Lauréat 2019 de l'aide à l’écriture et à la publication d’un essai critiqueAide proposée par l’INHA (Institut national d’histoire de l’art) et l’Institut français, en partenariat avec le ministère de la Culture et de la Communication – Direction générale de la création artistique et la revue CRITIQUE D’ART.

Sadek Rahim Les ingénieurs [Port d’Alger- 1954] Tapis, métal, pastel à l’huile, 200/230 cm, 2015. © Sadek Rahim. Collection privée.

Florian Gaité est le quatrième lauréat de l’aide à l’écriture et à la publication d’un essai critique, mise en place en 2015. 

Afin de soutenir la production intellectuelle innovante et engagée dans le domaine de la critique d’art, cette aide permet à de jeunes auteurs, français ou vivant en France depuis au moins cinq ans, arrivés à un stade de première reconnaissance professionnelle, de visiter une ou plusieurs manifestations dans le champ de l’art contemporain à l’étranger, de publier et de diffuser l’essai critique qui résultera de ce voyage.

Critique d’art et de danse, membre de l’AICA, Florian Gaité travaille pour la presse écrite (The Art Newspaper) et la radio (« La Dispute » sur France Culture).
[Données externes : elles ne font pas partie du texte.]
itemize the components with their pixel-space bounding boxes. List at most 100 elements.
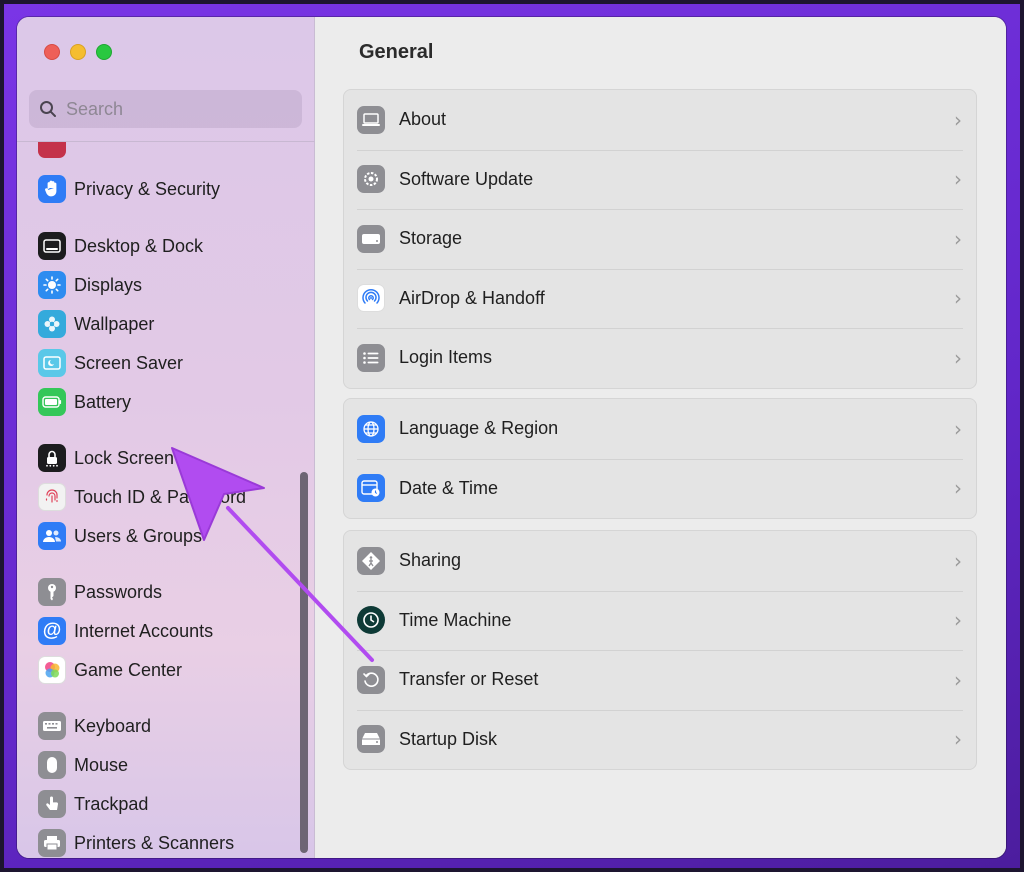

Rédacteur pour des institutions culturelles (Centre National de la Danse, Festival d’automne) et des compagnies (Jérôme Bel, Alexandre Roccoli), il endosse de manière plus ponctuelle le rôle de curateur (maison des arts de Malakoff, Point éphémère). Docteur en philosophie, diplômé de l'université Paris Ouest Nanterre, il a soutenu sa thèse « L'art et la schize du sujet. Plasticités contemporaines » en 2013, sous la direction de Catherine Malabou. Depuis 2016, il est chercheur rattaché à l'Institut ACTE (Sorbonne Paris 1-CNRS), chargé de cours aux Universités Lille III et Paris VIII et enseignant invité à l'ESADTPM (Toulon). Il a également été co-directeur d'un séminaire au Collège International de Philosophie. En 2019, il est l’auteur de l’article « La démarche chaloupée, une performance subversive. Bruce Nauman entre Californie et Algérie » paru dans la revue Chimères, et prépare la publication d’un recueil de critiques Tout à danser s’épuise (éditions Sombres torrents, à paraître 2019).

Le projet de Florian Gaité pour l’aide à l’écriture et à la publication d’un texte critique, intitulé « Exposer au bled pour un artiste contemporain algérien », s’intéresse à des artistes relativement invisibilisés à l’international, souvent confondus avec leurs homologues franco-algériens issus de la diaspora, qui eux n’exposent que peu ou pas leur pays d’origine.

La bourse lui permettra de réaliser deux séjours en Algérie en mai et en juillet 2019, à Alger et à Oran, afin de rencontrer les artistes ainsi que les acteurs du monde culturel, et de réaliser sur place trois études de cas qui illustrent autant de rapports à l’institution : un salon international initié par le gouvernement dans la capitale, l’exposition « Gravité » de Sadek Rahim au Musée d’art moderne d’Oran et les activités estivales des « Ateliers sauvages » à Alger. L’objet de son essai sera de fournir des éléments de réflexion historique qui permettent de rectifier la vision quelque peu tronquée de cette scène nationale en se concentrant sur des artistes qui travaillent à même le territoire et y trouvent les moyens de production ou de diffusion de leurs œuvres, malgré le manque d’infrastructures, de programmes de recherche, de financements publics ou privés, comme de politique d’acquisition et de soutien à la création. Florian Gaité propose d’élaborer un discours critique sur ce que produit cette scène artistique et sur son rapport à la catégorie « art contemporain », considérée d’un point de vue postcolonial comme un moyen potentiel de promouvoir les valeurs de l’Occident. Particulièrement sensible dans le contexte d’une décolonisation encore douloureuse par bien des aspects, la question d’une scène artistique algérienne qui fait l’épreuve de la mondialisation ne peut faire l’économie d’une analyse des moyens mis en place par les artistes pour œuvrer à la décolonisation des imaginaires de l’art contemporain. Florian Gaité cherche ainsi à comprendre comment l’affirmation d’une singularité nationale négocie ici entre résistance aux hégémonies du monde occidental, inscription dans une scène globalisée et tentation du repli identitaire.

Son texte sera publié en français et en anglais dans la rubrique « Essai » au sommaire du n°53 de la revue Critique d’art : actualité de la littérature critique sur l’art contemporain / The International Review of Contemporary Art Criticism [automne/hiver 2019] critiquedart.revues.org

Aide attribuée par un jury composé d’historiens de l’art, de commissaires d’exposition, de critiques d’art membres de l’AICA (Association International des Critiques d’Art) et de représentants de l’Institut français et de l’INHA.